Renamed and relicensed
The project, previously named Fluvial Diligence, is now RiskNodes — published under the European Union Public Licence (EUPL) on Codeberg. The EUPL is a copyleft licence recognised by the European Commission, compatible with the GPL family, and designed for cross-border use within the EU legal framework.
Architecture: from services to a single process
The most significant technical change is a wholesale simplification of the deployment stack.
Before: PostgreSQL database, Redis job queue, Dagu orchestration, a separate Go-based GraphQL service, Caddy reverse proxy, Docker Compose, and a JavaScript reverse-proxy layer (Doorman). Multiple services, multiple languages, multiple points of failure.
After: A single Python application on Starlette/ASGI with SQLite for state management. Background tasks run within the ASGI process itself. No containers, no external services, no database server.
The result: uvx run risknodes is the entire deployment.
Key changes in this migration:
- WSGI to ASGI — the application now runs on Starlette, replacing the previous WSGI stack
- MariaDB/PostgreSQL to SQLite — all state in a single file, no database server required
- Redis/RQ to BackgroundTask — job processing runs inside the application process
- GraphQL service removed — the separate Go service has been retired
- Docker Compose removed — no containerisation required for deployment
- Doorman removed — the JavaScript reverse-proxy layer has been retired
Authentication: OIDC
Password-based authentication has been replaced entirely with OpenID Connect (OIDC). RiskNodes no longer stores passwords or manages sessions directly. Authentication is delegated to an external identity provider — Google, Azure AD (Windows), or any OIDC-compliant service.
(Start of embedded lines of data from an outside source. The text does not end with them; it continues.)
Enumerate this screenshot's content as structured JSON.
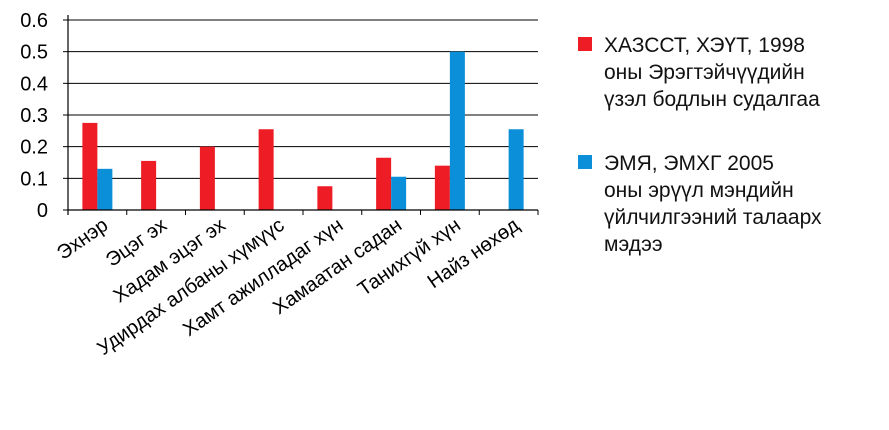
{
  "chart_data": {
    "type": "bar",
    "categories": [
      "Эхнэр",
      "Эцэг эх",
      "Хадам эцэг эх",
      "Удирдах албаны хүмүүс",
      "Хамт ажилладаг хүн",
      "Хамаатан садан",
      "Танихгүй хүн",
      "Найз нөхөд"
    ],
    "series": [
      {
        "name": "ХАЗССТ, ХЭҮТ, 1998\nоны Эрэгтэйчүүдийн\nүзэл бодлын судалгаа",
        "color": "#ee1c25",
        "values": [
          0.275,
          0.155,
          0.2,
          0.255,
          0.075,
          0.165,
          0.14,
          null
        ]
      },
      {
        "name": "ЭМЯ, ЭМХГ  2005\nоны эрүүл мэндийн\nүйлчилгээний талаарх\nмэдээ",
        "color": "#0b8fd8",
        "values": [
          0.13,
          null,
          null,
          null,
          null,
          0.105,
          0.5,
          0.255
        ]
      }
    ],
    "yticks": [
      "0",
      "0.1",
      "0.2",
      "0.3",
      "0.4",
      "0.5",
      "0.6"
    ],
    "ylim": [
      0,
      0.6
    ],
    "grid": true,
    "legend": "right"
  }
}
This includes server-rendered authentication pages (replacing the previous SPA-based flow), UUID-based user identifiers, and the removal of all JWT and Argon2 password-hashing code.
Agentic questionnaire answering
The headline new feature: RiskNodes can now drive a structured, questionnaire-backed review of code changes using a local LLM.
When a change set is submitted, RiskNodes iterates through the project’s questionnaire, presenting each question to an LLM (via Ollama) alongside the relevant source context. The LLM returns a structured answer — verdict, reasoning, evidence — validated against a Pydantic schema and recorded in the database. The workflow then determines whether the change is approved automatically or escalated for human review.
This is the foundation of the AIRM (Agentic Intelligence Risk Management) capability: treating AI agents as third-party vendors, subject to the same structured due diligence that regulated industries apply to human suppliers.
Frontend bundled with Python package
The Vue.js frontend is now built and bundled directly into the Python package, simplifying distribution and eliminating the need for a separate frontend deployment step.
BDD test discipline
Behavioural specifications have been reorganised and a pre-commit guard now enforces consistency between step definitions and feature files. This supports the dogfooding process — RiskNodes reviews its own changes against its own specifications.